Cet anniversaire semestriel coïncide avec le jour de l’indépendance de l’Ukraine. Il y a maintenant des avertissements d’attaques à la roquette sur Kiev depuis la Biélorussie.

« Oui, mais je n’en attends pas grand-chose. La Russie ne risquera pas de frapper les fonctionnaires étrangers qui travaillent dans les ambassades. Il est bien sûr possible que les Russes intensifient le bombardement de Kiev ou d’autres villes ou déballent avec une attaque par un nouveau missile hypersonique. Mais une telle attaque n’a alors qu’une valeur symbolique.

“A l’avant, la situation est désormais solide. La supériorité de l’artillerie russe est contrée par les missiles Himars américains et d’autres systèmes d’armes occidentaux des Ukrainiens. Aucun d’entre eux n’est encore capable de forcer une percée. Pour réussir une offensive, vous avez besoin de trois fois plus de supériorité : trois fois plus de chars, d’avions, de ravitaillement et de personnes. Quiconque attaque doit être prêt à subir de lourdes pertes.
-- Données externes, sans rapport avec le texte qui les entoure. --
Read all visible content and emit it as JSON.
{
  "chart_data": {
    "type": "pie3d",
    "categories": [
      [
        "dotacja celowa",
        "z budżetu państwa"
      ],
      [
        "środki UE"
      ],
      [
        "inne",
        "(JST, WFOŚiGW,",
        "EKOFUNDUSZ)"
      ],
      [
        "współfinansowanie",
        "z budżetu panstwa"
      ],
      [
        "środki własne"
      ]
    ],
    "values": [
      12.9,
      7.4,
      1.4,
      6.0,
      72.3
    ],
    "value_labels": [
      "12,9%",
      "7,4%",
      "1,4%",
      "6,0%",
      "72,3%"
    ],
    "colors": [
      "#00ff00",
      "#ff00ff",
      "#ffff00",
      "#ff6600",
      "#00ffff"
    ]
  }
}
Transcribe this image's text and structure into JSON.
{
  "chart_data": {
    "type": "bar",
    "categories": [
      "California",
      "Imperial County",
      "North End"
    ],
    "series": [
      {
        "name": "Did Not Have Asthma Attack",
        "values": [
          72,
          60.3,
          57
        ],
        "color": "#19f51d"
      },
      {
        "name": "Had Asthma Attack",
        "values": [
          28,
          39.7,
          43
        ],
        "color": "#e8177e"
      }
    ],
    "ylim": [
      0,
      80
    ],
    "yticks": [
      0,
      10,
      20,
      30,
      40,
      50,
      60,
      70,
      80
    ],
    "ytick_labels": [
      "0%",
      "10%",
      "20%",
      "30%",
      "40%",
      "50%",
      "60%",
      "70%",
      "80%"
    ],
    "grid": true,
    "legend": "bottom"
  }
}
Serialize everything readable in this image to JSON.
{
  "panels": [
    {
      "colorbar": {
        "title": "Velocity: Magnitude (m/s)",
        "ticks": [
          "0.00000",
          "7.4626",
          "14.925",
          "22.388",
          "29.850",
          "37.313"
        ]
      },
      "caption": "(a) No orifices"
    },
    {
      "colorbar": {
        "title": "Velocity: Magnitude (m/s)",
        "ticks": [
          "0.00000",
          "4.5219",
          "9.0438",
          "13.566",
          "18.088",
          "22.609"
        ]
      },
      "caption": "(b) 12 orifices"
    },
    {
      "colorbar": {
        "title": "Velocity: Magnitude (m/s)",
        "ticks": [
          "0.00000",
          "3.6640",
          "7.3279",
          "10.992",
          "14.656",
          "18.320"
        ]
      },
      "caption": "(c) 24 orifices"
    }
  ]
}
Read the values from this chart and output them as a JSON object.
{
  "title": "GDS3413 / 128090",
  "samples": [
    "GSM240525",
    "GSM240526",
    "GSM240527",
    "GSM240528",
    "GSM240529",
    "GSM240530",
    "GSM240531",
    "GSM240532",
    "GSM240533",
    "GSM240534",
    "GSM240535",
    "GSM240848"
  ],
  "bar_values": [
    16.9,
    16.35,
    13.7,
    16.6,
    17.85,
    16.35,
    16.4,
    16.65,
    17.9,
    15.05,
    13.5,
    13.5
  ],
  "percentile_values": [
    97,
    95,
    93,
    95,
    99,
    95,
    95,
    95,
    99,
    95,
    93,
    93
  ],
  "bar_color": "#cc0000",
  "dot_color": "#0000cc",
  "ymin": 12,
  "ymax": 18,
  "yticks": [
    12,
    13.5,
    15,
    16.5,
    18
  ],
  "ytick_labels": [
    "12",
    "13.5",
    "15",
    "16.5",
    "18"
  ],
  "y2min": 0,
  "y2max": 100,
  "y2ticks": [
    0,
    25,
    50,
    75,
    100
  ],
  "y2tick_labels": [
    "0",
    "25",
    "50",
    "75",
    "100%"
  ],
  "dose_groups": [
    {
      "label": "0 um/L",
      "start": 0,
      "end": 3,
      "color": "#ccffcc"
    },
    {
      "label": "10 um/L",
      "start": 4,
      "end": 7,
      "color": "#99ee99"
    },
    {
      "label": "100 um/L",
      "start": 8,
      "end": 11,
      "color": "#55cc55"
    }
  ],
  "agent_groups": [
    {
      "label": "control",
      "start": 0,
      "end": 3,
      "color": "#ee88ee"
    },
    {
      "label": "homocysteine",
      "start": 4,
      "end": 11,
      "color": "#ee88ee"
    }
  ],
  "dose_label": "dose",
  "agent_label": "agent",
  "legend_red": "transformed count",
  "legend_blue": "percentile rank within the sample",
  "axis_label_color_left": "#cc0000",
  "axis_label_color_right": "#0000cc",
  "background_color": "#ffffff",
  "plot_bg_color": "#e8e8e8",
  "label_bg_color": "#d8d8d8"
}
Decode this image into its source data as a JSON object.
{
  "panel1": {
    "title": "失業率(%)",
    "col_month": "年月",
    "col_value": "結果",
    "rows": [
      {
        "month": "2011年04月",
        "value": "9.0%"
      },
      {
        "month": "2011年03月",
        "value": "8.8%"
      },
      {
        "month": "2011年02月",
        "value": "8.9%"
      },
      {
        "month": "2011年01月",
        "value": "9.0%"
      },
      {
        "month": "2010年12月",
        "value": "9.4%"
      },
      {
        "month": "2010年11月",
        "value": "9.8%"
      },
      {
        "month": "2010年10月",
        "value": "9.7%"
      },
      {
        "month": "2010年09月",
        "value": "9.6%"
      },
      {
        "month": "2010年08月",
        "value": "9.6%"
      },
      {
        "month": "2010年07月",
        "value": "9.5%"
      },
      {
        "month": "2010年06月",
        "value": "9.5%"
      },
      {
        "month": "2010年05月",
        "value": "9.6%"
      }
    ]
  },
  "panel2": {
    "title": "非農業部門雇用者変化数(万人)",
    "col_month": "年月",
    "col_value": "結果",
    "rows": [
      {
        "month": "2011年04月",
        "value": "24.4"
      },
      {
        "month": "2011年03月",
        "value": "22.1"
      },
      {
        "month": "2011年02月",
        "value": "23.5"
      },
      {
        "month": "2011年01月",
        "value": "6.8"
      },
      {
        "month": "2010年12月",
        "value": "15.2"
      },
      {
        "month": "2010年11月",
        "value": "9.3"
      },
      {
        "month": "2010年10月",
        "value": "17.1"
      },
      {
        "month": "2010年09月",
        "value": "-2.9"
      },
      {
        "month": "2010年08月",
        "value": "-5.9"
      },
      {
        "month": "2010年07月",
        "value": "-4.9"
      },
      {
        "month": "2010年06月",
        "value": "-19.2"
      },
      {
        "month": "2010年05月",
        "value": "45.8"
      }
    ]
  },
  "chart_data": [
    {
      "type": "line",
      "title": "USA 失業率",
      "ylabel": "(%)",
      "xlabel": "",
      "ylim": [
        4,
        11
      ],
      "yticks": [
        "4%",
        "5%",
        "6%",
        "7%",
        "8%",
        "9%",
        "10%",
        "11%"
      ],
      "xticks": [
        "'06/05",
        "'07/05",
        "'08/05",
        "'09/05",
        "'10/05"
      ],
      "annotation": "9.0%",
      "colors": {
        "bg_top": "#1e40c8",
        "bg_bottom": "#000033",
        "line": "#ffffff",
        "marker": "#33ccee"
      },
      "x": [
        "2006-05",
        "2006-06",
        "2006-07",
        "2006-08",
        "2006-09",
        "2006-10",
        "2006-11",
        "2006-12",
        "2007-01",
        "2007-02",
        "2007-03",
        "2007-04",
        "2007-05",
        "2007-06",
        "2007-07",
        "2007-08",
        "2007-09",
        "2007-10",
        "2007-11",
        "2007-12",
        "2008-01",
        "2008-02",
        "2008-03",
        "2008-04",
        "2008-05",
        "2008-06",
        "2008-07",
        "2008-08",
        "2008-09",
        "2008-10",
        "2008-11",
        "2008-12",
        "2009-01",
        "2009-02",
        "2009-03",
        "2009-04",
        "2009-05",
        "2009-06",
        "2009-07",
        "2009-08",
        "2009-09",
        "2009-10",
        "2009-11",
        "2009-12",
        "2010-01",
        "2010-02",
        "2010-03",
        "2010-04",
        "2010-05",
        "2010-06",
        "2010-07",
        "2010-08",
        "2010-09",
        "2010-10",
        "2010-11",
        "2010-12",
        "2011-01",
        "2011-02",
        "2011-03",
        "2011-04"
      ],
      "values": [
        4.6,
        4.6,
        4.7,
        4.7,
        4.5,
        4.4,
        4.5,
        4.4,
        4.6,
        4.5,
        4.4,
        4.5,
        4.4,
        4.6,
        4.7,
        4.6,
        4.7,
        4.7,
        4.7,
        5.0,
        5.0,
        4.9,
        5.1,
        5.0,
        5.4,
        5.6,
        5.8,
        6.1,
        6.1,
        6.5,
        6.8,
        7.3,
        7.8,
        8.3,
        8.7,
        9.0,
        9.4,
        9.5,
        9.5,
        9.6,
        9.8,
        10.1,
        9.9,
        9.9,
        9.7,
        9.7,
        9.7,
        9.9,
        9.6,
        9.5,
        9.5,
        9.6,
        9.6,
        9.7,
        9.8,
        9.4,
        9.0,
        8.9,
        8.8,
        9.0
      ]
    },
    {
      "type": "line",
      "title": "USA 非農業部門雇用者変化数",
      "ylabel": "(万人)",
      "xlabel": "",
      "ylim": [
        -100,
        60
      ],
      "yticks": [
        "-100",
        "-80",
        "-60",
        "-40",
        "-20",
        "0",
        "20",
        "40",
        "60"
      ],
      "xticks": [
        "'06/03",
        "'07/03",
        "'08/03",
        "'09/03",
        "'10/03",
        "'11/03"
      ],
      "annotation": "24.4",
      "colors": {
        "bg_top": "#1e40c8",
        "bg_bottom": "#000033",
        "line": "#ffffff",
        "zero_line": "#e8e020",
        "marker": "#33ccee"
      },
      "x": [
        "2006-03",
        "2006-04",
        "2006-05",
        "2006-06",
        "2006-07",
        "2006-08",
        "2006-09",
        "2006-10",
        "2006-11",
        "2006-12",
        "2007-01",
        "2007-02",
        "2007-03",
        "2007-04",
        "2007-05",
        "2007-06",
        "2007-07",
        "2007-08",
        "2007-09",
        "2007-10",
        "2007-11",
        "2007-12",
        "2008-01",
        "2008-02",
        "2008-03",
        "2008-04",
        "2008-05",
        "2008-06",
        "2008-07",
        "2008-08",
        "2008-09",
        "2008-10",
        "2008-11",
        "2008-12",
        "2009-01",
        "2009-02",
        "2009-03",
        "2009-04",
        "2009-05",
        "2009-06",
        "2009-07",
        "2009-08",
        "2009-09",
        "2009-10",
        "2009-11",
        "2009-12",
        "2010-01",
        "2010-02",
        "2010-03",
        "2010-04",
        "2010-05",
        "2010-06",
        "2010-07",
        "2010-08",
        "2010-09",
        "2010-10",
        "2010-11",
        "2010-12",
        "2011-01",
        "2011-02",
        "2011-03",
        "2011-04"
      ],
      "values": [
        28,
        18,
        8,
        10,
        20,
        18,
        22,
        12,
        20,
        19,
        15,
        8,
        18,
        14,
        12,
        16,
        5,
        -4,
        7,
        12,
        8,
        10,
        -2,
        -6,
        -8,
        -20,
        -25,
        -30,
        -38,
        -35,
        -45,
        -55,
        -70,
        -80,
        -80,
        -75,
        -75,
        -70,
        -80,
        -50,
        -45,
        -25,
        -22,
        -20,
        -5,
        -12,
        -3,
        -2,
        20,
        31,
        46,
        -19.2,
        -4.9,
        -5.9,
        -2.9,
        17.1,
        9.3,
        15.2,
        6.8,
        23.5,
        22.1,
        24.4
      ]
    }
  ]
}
Une femme cherche ses affaires après avoir bombardé la ville de Sloviansk, dans la région durement touchée du Donbass.ImageAFP

Sommes-nous alors dans une impasse ?

“Ce n’est pas le cas, car vous voyez de petites évolutions. L’Ukraine est en campagne d’opérations spéciales : elles frappent maintenant loin derrière les lignes russes pour détruire des avions ou des dépôts et frapper les lignes de ravitaillement russes. Pour mieux sécuriser ces endroits, les Russes doivent maintenant déplacer des troupes et d’autres ressources loin du front.

“A partir de novembre, il y aura un autre élément nouveau : nous serons alors en période hivernale. Tout tourne désormais autour du Schwerpunkt russe et ukrainien (le centre de gravité, YV) – un terme inventé par le général prussien Carl von Clausewitz. Sur le terrain, l’armée russe s’appuie désormais principalement sur son énorme puissance de feu. L’Ukraine dépend principalement du soutien militaire, économique et politique de l’Occident.

« Le problème maintenant, c’est que l’aide occidentale ne cesse de diminuer. La semaine dernière, une étude de l’Institut de Kiel pour l’économie mondiale a été publiée, indiquant qu’au cours du dernier mois et demi, personne n’a pris d’engagement à part les Américains et les Danois. Si le soutien militaire et financier de l’Occident diminue alors que ces pays sont confrontés à des problèmes tels que les prix élevés du gaz, le Schwerpunkt ukrainien deviendra plus faible.”

L’économie russe ne souffre-t-elle pas elle aussi des sanctions ?

« Oui, mais leur économie est largement autosuffisante : certainement en termes de nourriture, de matières premières primaires et d’énergie. C’est moins le cas pour les produits high-tech, mais les Russes cherchent des solutions en Asie pour cela. De plus, les Russes ont déjà prouvé dans l’histoire qu’ils sont capables de renoncer. Tant que les prix du pétrole seront élevés, les revenus de la Russie le seront aussi. Ils gagnent 800 millions d’euros par jour.

Mais l’Occident décide-t-il de l’avenir de l’Ukraine ?

« En effet, la question clé est maintenant : combien de temps l’Occident peut-il maintenir ce soutien ? Aux États-Unis, nous aurons une première indication avec les élections de mi-mandat en novembre. Supposons que les républicains gagnent et veuillent désormais se concentrer sur l’intérieur, l’Ukraine a un problème.

En attendant, les stocks militaires – certainement en Belgique – s’épuisent.

“C’est vrai. L’armée belge n’a plus rien à donner. La seule chose que notre pays puisse faire, c’est acheter des systèmes d’armes et les envoyer immédiatement en Ukraine. Mais alors vous avez un nouveau problème : tous les pays occidentaux achètent maintenant des armes aux producteurs à un rythme effréné.

«Pour reconstituer le stock de missiles antichars Javelin que les États-Unis ont donné à l’Ukraine, la société Raytheon a besoin de trois ans. Supposons que le gouvernement belge décide d’acheter des munitions d’artillerie, il faudra des années avant que ces obus ne soient livrés. Ce sont des figues après Pâques.